The 150,000 euro fine is small, but part of a larger effort to hold the tech giant accountable for allowing user data to be taken by advertisers.

Regis Duvignau/Reuters/File
The Facebook logo is displayed on the company's website in Bordeaux, France, in February.

Facebook has been fined 150,000 euros ($166,000) by France's data protection watchdog for failing to prevent its users' data being accessed by advertisers.

Watchdog CNIL said its fine – which was imposed on both Facebook Inc and Facebook Ireland – was part of a wider European investigation also being carried out in Belgium, the Netherlands, Spain, and Germany into some of Facebook's practices.

The 150,000 euro fine is small in the context of the company, which has quarterly revenue of about $8 billion and a stock market capitalization which stands at around $435 billion. But it is the maximum amount the CNIL could fine when it started the investigation on the tech giant.

The CNIL can now issue fines of up to 3 million euros, after the passing of a new law in October 2016.

Last year, the French watchdog had given Facebook a deadline to stop tracking non-users' web activity without their consent and ordered the social network to stop some transfers of personal data to the United States.

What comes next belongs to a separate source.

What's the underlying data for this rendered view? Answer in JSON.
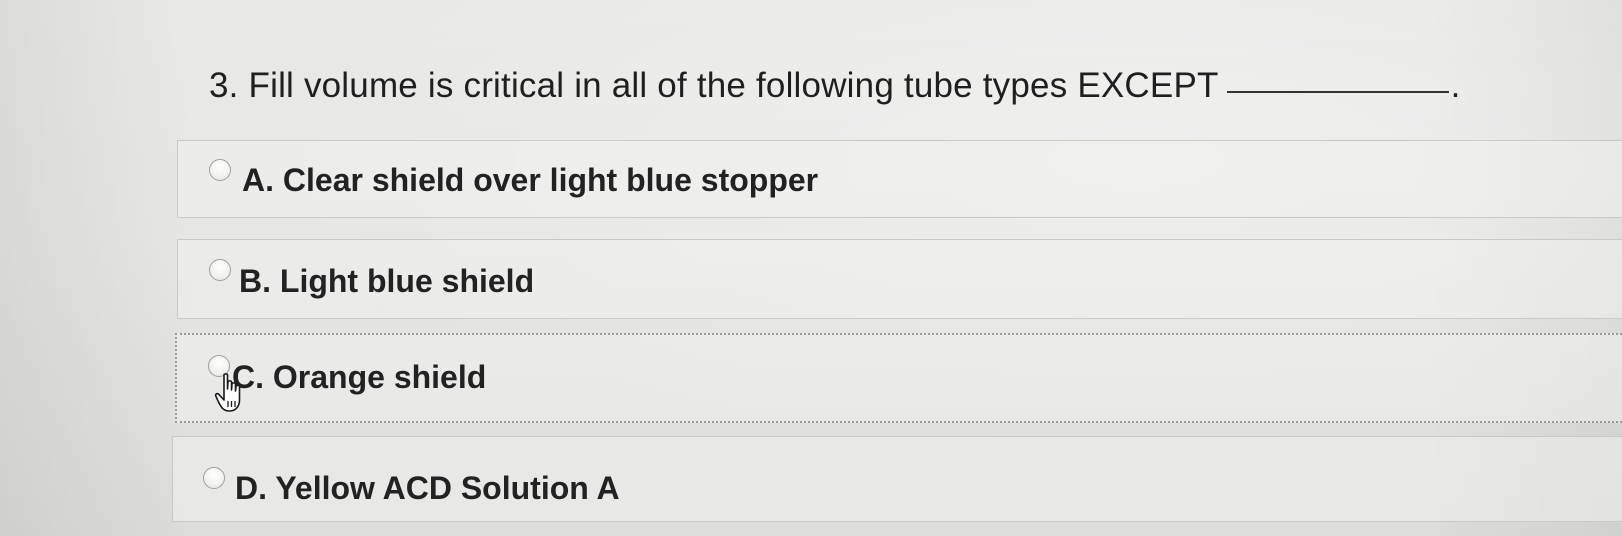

Facebook argued that the Irish data protection authority, not the CNIL, was the competent authority to formulate such orders, as the social media company's European headquarters are located in Dublin.

In a statement on Tuesday, Facebook did not say whether it would now take action as a result of the fine.

“We take note of the CNIL’s decision with which we respectfully disagree," Facebook said in a statement emailed to Reuters.

"At Facebook, putting people in control of their privacy is at the heart of everything we do. Over recent years, we've simplified our policies further to help people understand how we use information to make Facebook better," it said.

The French order was the first significant action taken against a company transferring Europeans' data to the United States following an EU court ruling last year that struck down an agreement that thousands of companies, including Facebook, had relied on to avoid cumbersome EU data transfer rules.

The transatlantic Safe Harbour pact was ruled illegal last year amid concerns over mass US government snooping. EU data protection authorities said companies had three months to set up alternative legal arrangements for transferring data.

A new EU data protection law is set to enter into force in 2018, which could see companies get fined up to 4 percent of their global turnover if they fall foul of the new regulation.